US growth less than expected as spending drops
THE US economy grew less than previously calculated in the first quarter, reflecting less spending on services by consumers who were trying to make ends meet after taxes rose. The French economy contracted in the same period.
Gross domestic product expanded at a revised 1.8pc annualised rate in the first three months of the year, down from a prior estimate of 2.4pc, figures from the Commerce Department showed.
Household purchases, which account for about 70pc of the economy, were revised to a 2.6pc advance compared with the 3.4pc gain estimated last month.

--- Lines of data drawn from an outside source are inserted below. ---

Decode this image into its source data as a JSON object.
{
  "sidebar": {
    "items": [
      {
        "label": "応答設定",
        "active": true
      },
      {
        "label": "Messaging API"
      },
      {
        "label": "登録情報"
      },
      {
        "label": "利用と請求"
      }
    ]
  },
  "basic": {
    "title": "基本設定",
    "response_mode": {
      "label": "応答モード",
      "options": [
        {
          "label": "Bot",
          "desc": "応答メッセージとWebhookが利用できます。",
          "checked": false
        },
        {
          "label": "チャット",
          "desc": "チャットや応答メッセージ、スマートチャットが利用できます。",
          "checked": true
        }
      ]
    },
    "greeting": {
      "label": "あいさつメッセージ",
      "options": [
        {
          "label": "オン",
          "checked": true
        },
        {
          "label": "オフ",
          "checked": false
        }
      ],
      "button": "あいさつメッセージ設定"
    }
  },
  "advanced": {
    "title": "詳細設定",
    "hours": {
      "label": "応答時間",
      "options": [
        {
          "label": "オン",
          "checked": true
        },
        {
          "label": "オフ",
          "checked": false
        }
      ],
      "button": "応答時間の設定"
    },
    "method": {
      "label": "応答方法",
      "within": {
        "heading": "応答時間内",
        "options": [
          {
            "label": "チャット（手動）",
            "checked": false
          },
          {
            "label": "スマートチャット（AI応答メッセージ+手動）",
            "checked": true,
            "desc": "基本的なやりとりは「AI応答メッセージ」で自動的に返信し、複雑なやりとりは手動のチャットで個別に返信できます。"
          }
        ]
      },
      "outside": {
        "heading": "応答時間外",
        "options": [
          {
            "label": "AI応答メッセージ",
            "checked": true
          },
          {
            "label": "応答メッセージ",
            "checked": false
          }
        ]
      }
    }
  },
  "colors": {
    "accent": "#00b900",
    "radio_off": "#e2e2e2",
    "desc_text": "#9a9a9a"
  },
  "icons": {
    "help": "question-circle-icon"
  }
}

Households cut back on travel, legal services and personal care expenditures and curbed spending on healthcare as the two-percentage-point increase in the payroll tax caused incomes to drop by the most in more than four years.
A housing rebound and improving job market will probably help revive purchases in the second half of the year, one reason economists predict that the economy can withstand the automatic government budget cuts.
"Recent consumer data have held up better than expected. Gains in net wealth are lending an important support to consumer spending," Kevin Cummins, an economist at UBS Securities in Stamford, Connecticut, said before the report.
The US government's GDP estimate is the third and final for the quarter.
The economy grew at a 0.4pc annualised pace in the last three months of 2012.
The US data came as separate figures from France show its economy shrank 0.2pc in the first three months of the year, confirming that the country had slipped into recession.
The economy also slipped by the same amount in the final three months of 2012.
Official data from Insee, the state's national institute of statistics and economic studies, showed household spending was almost stable while exports continued to decline.